Abstract: Background: Infectious and malignant events are responsible for morbidity and mortality in
patients with Immune-Mediated Inflammatory Diseases (IMIDs). Anti-tumor necrosis factor (Anti-TNF)
agents appear to have an impact, however the individual effect of these agents in the different conditions
is still unclear.
Objective: The aim of this study is to estimate the Incidence Rates (IR) of infections and malignancies
in patients treated with anti-TNFs across different IMIDs, as well as potential risk factors.
Methods: IR/100 patient-years were evaluated in adult patients treated for any IMID with an anti-TNF
between January 2000 and December 2014. Predictors were tested with bivariate and multivariate
statistical analysis.
Results: The IR/100 patient-years of serious infections was 4.02 (95% CI 3.20-5.04) with significant
differences across IMIDs and anti-TNF agents. The most frequent site of serious infection was the
gastrointestinal system. Five cases [IR of 0.28 (95% CI 0.12-0.66) /100 patient-years] of tuberculosis
were diagnosed, exclusively in patients treated with monoclonal antibodies. Three (60%) of those were
extrapulmonary. The IR/100 patient-years of malignancy was 1.75 (95% CI 1.24-2-47).

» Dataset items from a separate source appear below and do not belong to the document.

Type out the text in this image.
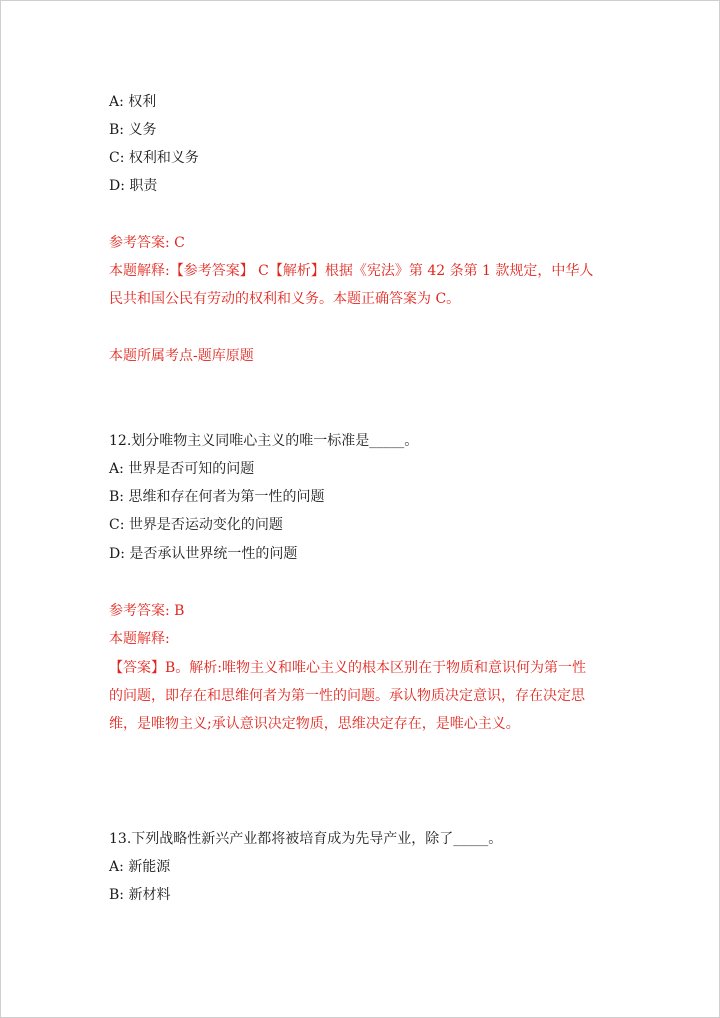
A: 权利
B: 义务
C: 权利和义务
D: 职责
参考答案: C
本题解释:【参考答案】 C【解析】根据《宪法》第 42 条第 1 款规定，中华人
民共和国公民有劳动的权利和义务。本题正确答案为 C。
本题所属考点-题库原题
12.划分唯物主义同唯心主义的唯一标准是_____。
A: 世界是否可知的问题
B: 思维和存在何者为第一性的问题
C: 世界是否运动变化的问题
D: 是否承认世界统一性的问题
参考答案: B
本题解释:
【答案】B。解析:唯物主义和唯心主义的根本区别在于物质和意识何为第一性
的问题，即存在和思维何者为第一性的问题。承认物质决定意识，存在决定思
维，是唯物主义;承认意识决定物质，思维决定存在，是唯心主义。
13.下列战略性新兴产业都将被培育成为先导产业，除了_____。
A: 新能源
B: 新材料
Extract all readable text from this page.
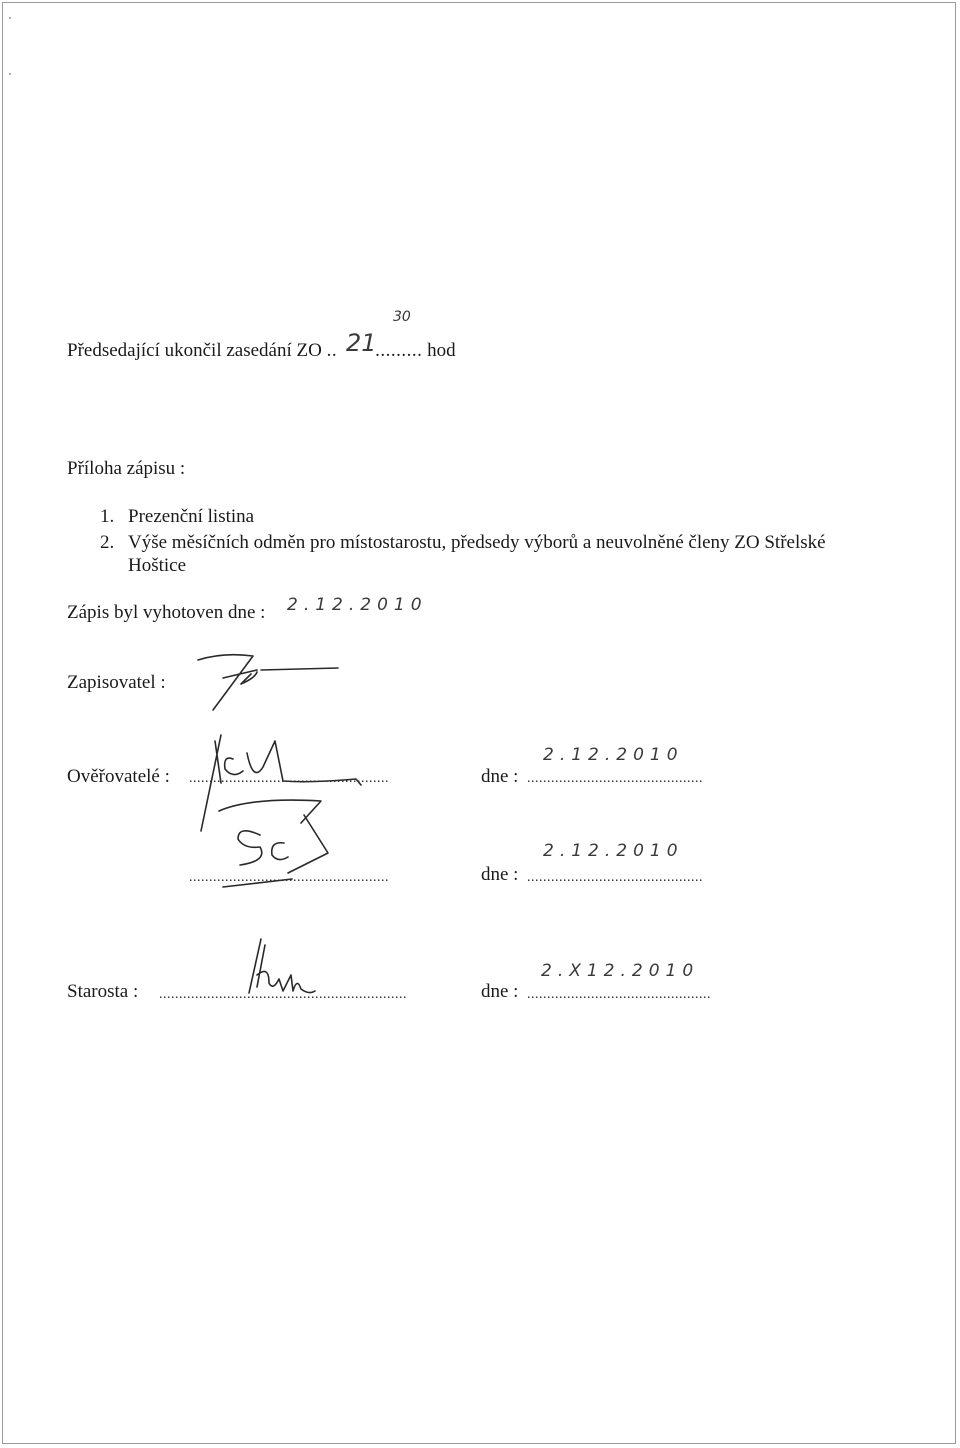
Předsedající ukončil zasedání ZO .. ......... hod
21
30
Příloha zápisu :
1. Prezenční listina
2. Výše měsíčních odměn pro místostarostu, předsedy výborů a neuvolněné členy ZO Střelské
Hoštice
Zápis byl vyhotoven dne : 2.12.2010
Zapisovatel :
Ověřovatelé : ..................................................	dne : ............................................
2.12.2010
..................................................	dne : ............................................
2.12.2010
Starosta : ..............................................................	dne : ..............................................
2.X12.2010
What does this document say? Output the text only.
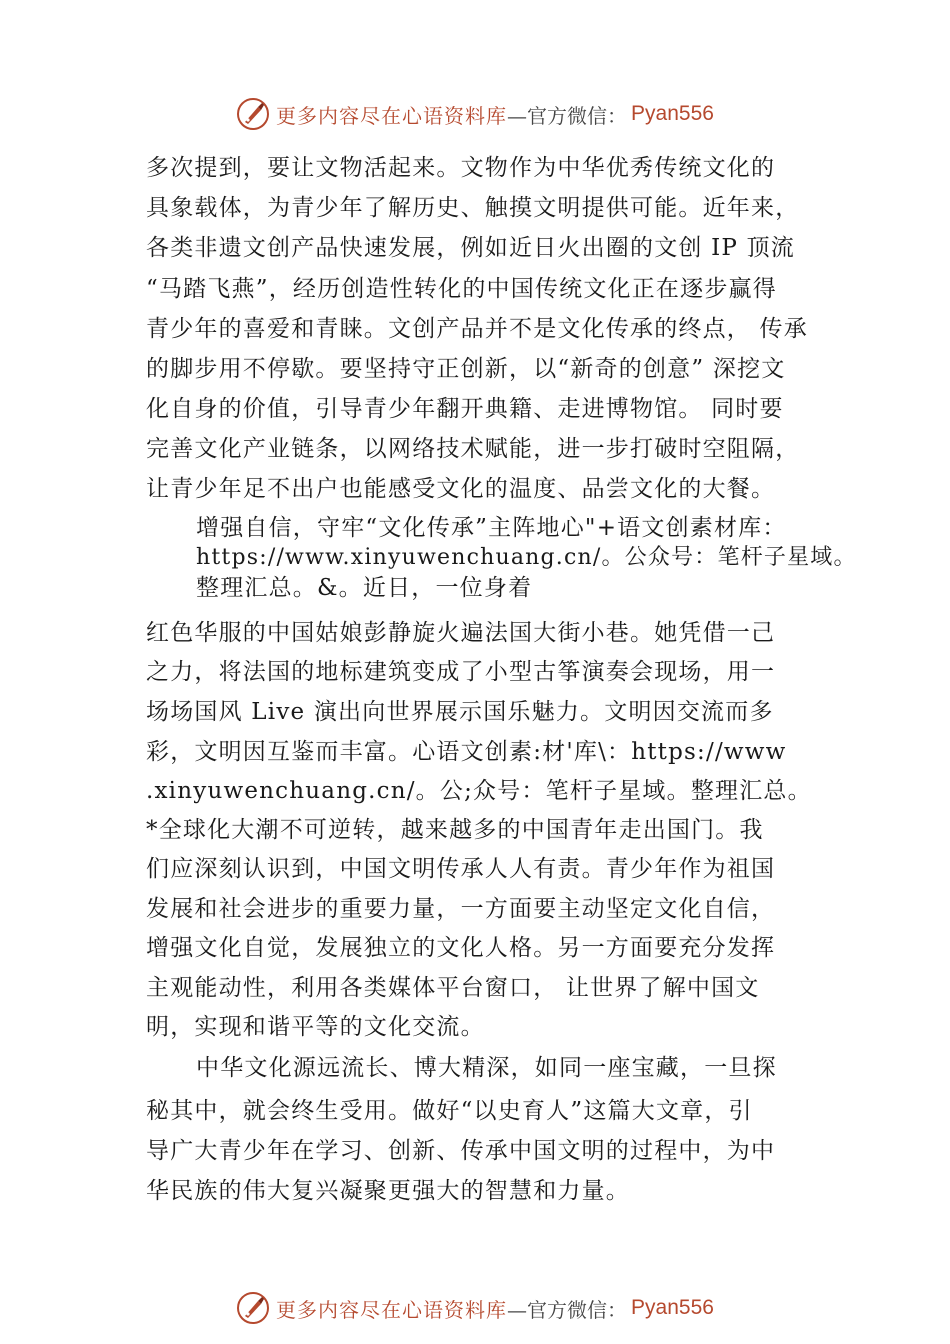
更多内容尽在心语资料库 —官方微信： Pyan556
多次提到，要让文物活起来。文物作为中华优秀传统文化的
具象载体，为青少年了解历史、触摸文明提供可能。近年来，
各类非遗文创产品快速发展，例如近日火出圈的文创 IP 顶流
“马踏飞燕”，经历创造性转化的中国传统文化正在逐步赢得
青少年的喜爱和青睐。文创产品并不是文化传承的终点， 传承
的脚步用不停歇。要坚持守正创新，以“新奇的创意” 深挖文
化自身的价值，引导青少年翻开典籍、走进博物馆。 同时要
完善文化产业链条，以网络技术赋能，进一步打破时空阻隔，
让青少年足不出户也能感受文化的温度、品尝文化的大餐。
增强自信，守牢“文化传承”主阵地心"+语文创素材库：
https://www.xinyuwenchuang.cn/。公众号：笔杆子星域。
整理汇总。&。近日，一位身着
红色华服的中国姑娘彭静旋火遍法国大街小巷。她凭借一己
之力，将法国的地标建筑变成了小型古筝演奏会现场，用一
场场国风 Live 演出向世界展示国乐魅力。文明因交流而多
彩，文明因互鉴而丰富。心语文创素:材'库\：https://www
.xinyuwenchuang.cn/。公;众号：笔杆子星域。整理汇总。
*全球化大潮不可逆转，越来越多的中国青年走出国门。我
们应深刻认识到，中国文明传承人人有责。青少年作为祖国
发展和社会进步的重要力量，一方面要主动坚定文化自信，
增强文化自觉，发展独立的文化人格。另一方面要充分发挥
主观能动性，利用各类媒体平台窗口， 让世界了解中国文
明，实现和谐平等的文化交流。
中华文化源远流长、博大精深，如同一座宝藏，一旦探
秘其中，就会终生受用。做好“以史育人”这篇大文章，引
导广大青少年在学习、创新、传承中国文明的过程中，为中
华民族的伟大复兴凝聚更强大的智慧和力量。
更多内容尽在心语资料库 —官方微信： Pyan556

Conclusion: There is significant variability in the IR of infections across indications and agents. Thus,
physicians should be thoughtful when generalizing data from literature regarding the use of an anti-TNF
agent in a specific IMID. Further studies are necessary to clear aspects regarding the safety of individual
anti-TNF biologics and to clarify their impact in the different IMIDs.